Here’s what economists say consumers can expect on the inflation front in major spending categories:

Gasoline and energy costs

Gas prices eased in April, which could help pare inflation in the Wednesday’s CPI report. For instance, the price of a gallon stood at $4.11 in mid-April, compared with a peak of $4.33 a gallon in early March.

But the question is whether May’s spike gas costs could again fuel a broader rise in inflation. A squeeze on oil refineries, which turn crude oil into gas and other products, is now pushing prices at the pump higher.   

Yet crude prices —by far the biggest factor affecting gas costs  — have eased, falling to $105 a barrel this week. Some of the price increases should “cool” by later this week, GasBuddy analyst Patrick De Haan predicts.

Groceries and food

Higher prices on aisle 10 — actually, in almost every aisle, according to some analysts.
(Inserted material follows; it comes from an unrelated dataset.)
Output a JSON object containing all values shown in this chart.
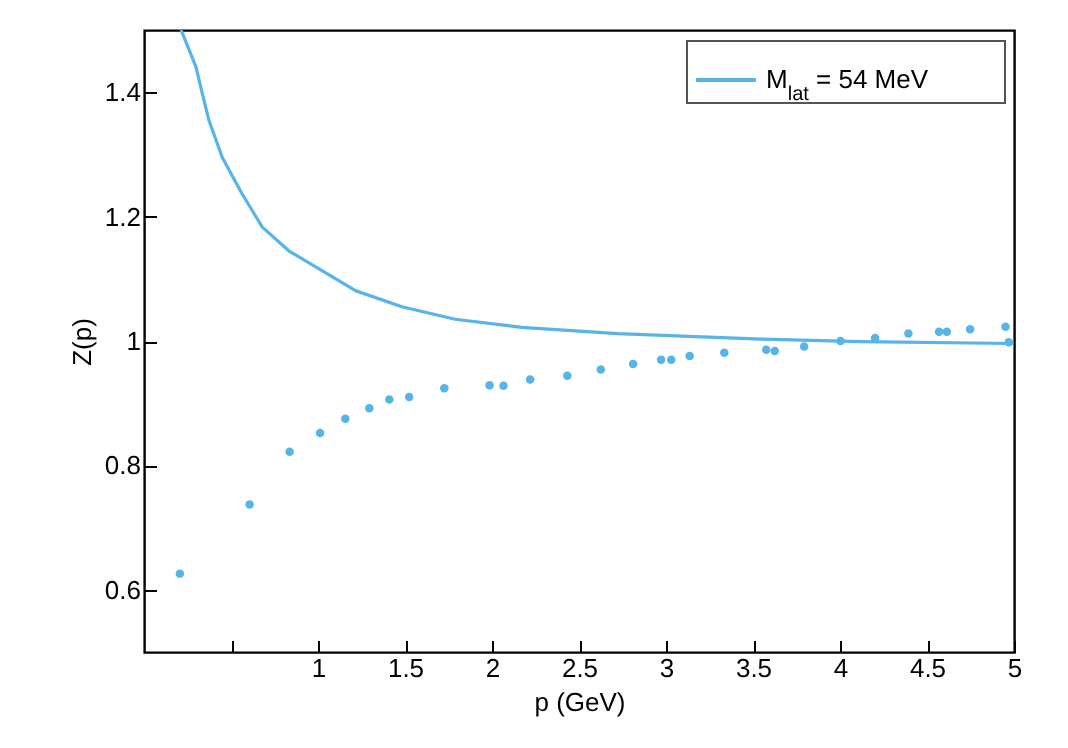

Consumers surveyed by Bank of America securities said they noticed the most dramatic price increases in April at grocery stores, followed by price hikes at restaurants and food delivery services. 

In March, Americans spent 10% more for food from grocery stores than a year ago, with beef prices rising 16%. Food prices may continue to be pushed higher due to the war in Ukraine, a major supplier of wheat and other agricultural products, as well as chemicals used for fertilizers and pesticides, experts say.

Cars

Consumers hunting for a vehicle may see some relief on the sticker price, with used car prices declining 1% in April compared with the prior month, according to Cox Automotive. That’s good news for consumers since soaring used car prices have been a major contributor to higher inflation.

But new car prices may show more strength than in March, according to FactSet. 

Housing

Renters may not see much of a break when it comes to rents, with FactSet noting that the tight rental market may continue to spark a rise in costs for April. 

Homebuyers are also facing higher costs due to rising mortgage rates and home prices. In April, average interest rates on a typical 30-year fixed mortgage were nearly 2 percentage points higher than a year ago, according to real estate data firm CoreLogic. That means someone buying a $429,000 house — the median price of a home, according to the St. Louis Federal Reserve Bank — will pay an additional $5,640 per year in mortgage costs.